Of course, change that last 3 to a 4 to root that system. Every presentation this guy gives is amazing!

I've worked my way back from more recent talks to here, and every single talk by this guy is awesome, he's just amazing. Half the time I'm just sitting here in disbelief with a stupid grin on my face.

Lol! Perfect bug for sales. "All old processors are vulnerable and can't be fixed. Quick! Buy our new crap!"

27:35 validate the limit: `8026: test ax,ax; jz invalid_gdt`, validate the base: `802F: test eax,eax; jz invalid_gdt` - Can be mitigated with BIOS flash.

Brilliant find but since it requires Ring 0 access to implement the rootkit you need to work along other exploits to get to that level - or secret services modifying whole shipments prior of delivery.

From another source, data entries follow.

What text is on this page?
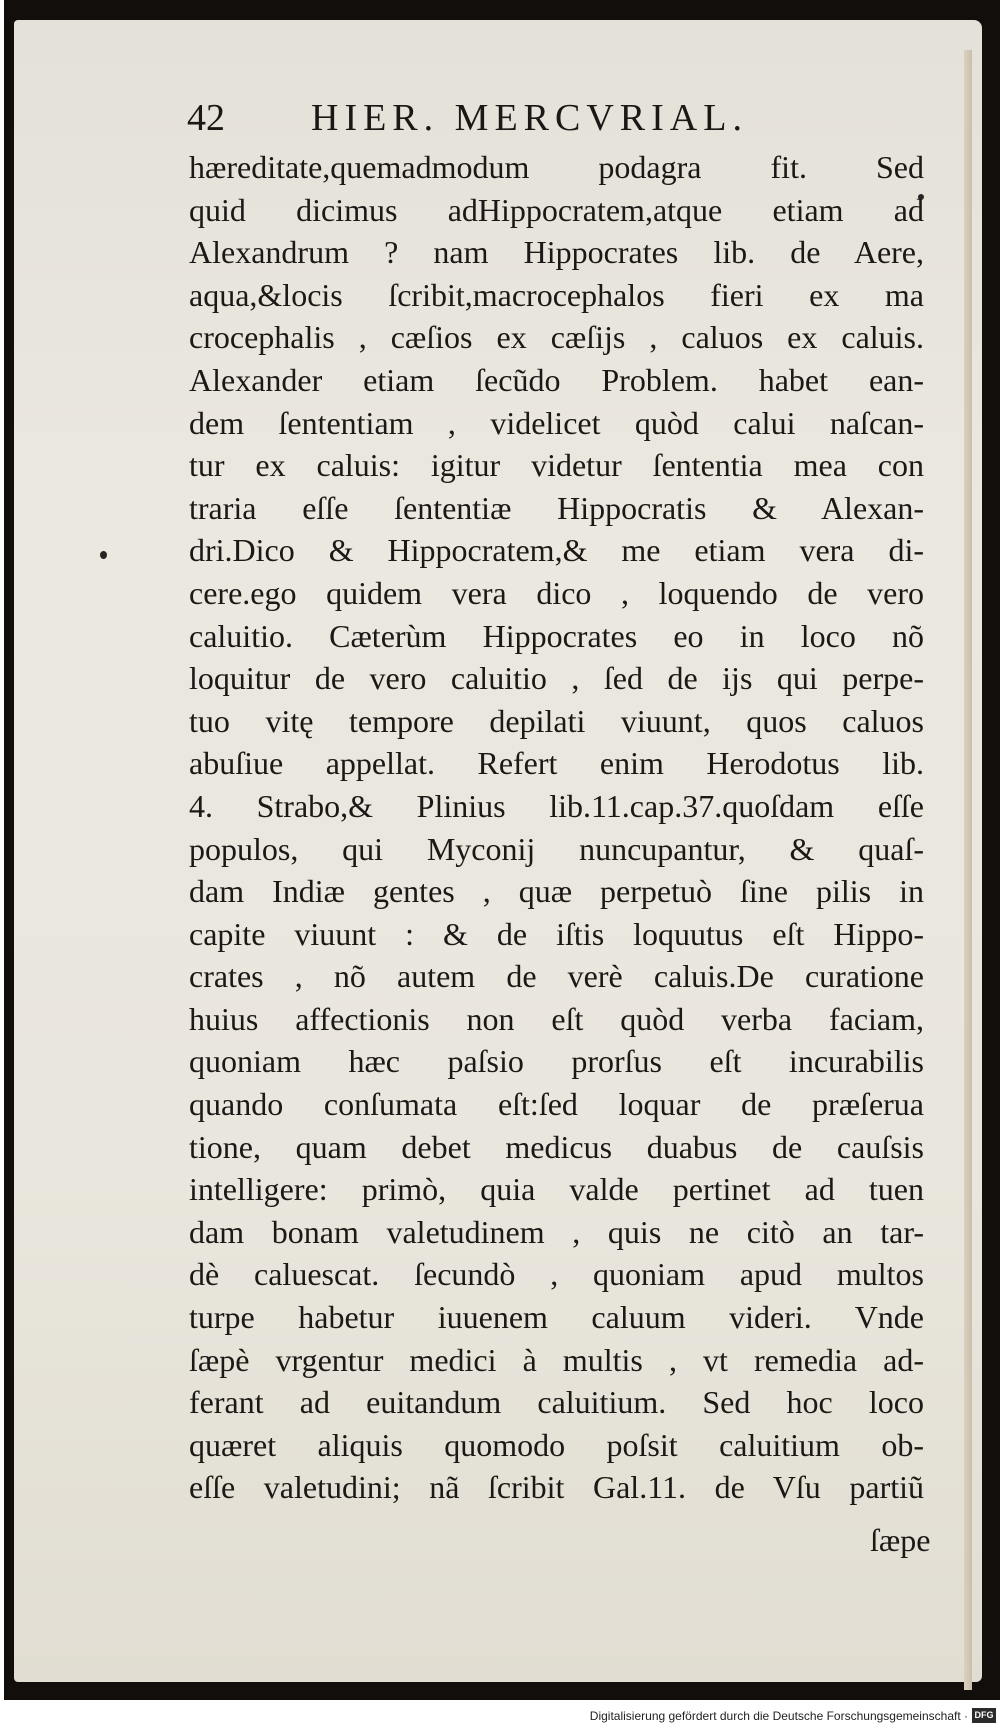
42 HIER. MERCVRIAL.
hæreditate,quemadmodum podagra fit. Sed
quid dicimus adHippocratem,atque etiam ad
Alexandrum ? nam Hippocrates lib. de Aere,
aqua,&locis ſcribit,macrocephalos fieri ex ma
crocephalis , cæſios ex cæſijs , caluos ex caluis.
Alexander etiam ſecũdo Problem. habet ean-
dem ſententiam , videlicet quòd calui naſcan-
tur ex caluis: igitur videtur ſententia mea con
traria eſſe ſententiæ Hippocratis & Alexan-
dri.Dico & Hippocratem,& me etiam vera di-
cere.ego quidem vera dico , loquendo de vero
caluitio. Cæterùm Hippocrates eo in loco nõ
loquitur de vero caluitio , ſed de ijs qui perpe-
tuo vitę tempore depilati viuunt, quos caluos
abuſiue appellat. Refert enim Herodotus lib.
4. Strabo,& Plinius lib.11.cap.37.quoſdam eſſe
populos, qui Myconij nuncupantur, & quaſ-
dam Indiæ gentes , quæ perpetuò ſine pilis in
capite viuunt : & de iſtis loquutus eſt Hippo-
crates , nõ autem de verè caluis.De curatione
huius affectionis non eſt quòd verba faciam,
quoniam hæc paſsio prorſus eſt incurabilis
quando conſumata eſt:ſed loquar de præſerua
tione, quam debet medicus duabus de cauſsis
intelligere: primò, quia valde pertinet ad tuen
dam bonam valetudinem , quis ne citò an tar-
dè caluescat. ſecundò , quoniam apud multos
turpe habetur iuuenem caluum videri. Vnde
ſæpè vrgentur medici à multis , vt remedia ad-
ferant ad euitandum caluitium. Sed hoc loco
quæret aliquis quomodo poſsit caluitium ob-
eſſe valetudini; nã ſcribit Gal.11. de Vſu partiũ
ſæpe
Digitalisierung gefördert durch die Deutsche Forschungsgemeinschaft · DFG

lol the talk was just amazing... the selfie was the cherry on top.

"really this is unpatchable" and i believe him. this guy was talking alien to me

This guy is of a special breed... not many left like him.. to get into ring -2 with 4 BYTES of code is God like.

i do miss this guy, hope hes done some amazing things while working at intel. rosenbridge was never released, I guess what he stumbled upon was so powerful and so close to getting the concept to work.

People like this are invaluable

I had sworn the introducer walked away and came back. But then I rewinded it and saw the beard differed

This is a Beautiful thing.

"We must go deeper." Ringception?

This is probably the 1337est presentation I've watched. If you know of a crazier (or even comparable) hack please please please, let me know.

the brother hood of nod selected

There is an error at 3:25, when he typed the last `whoami` it should have said: # whoami God

On a scale of 1 - 10 how genius is this guy? Yes.

If you can't punt the ball - move the field ...

I was grinning like a maniac while watching this. An incredible finding. Bloody brilliant!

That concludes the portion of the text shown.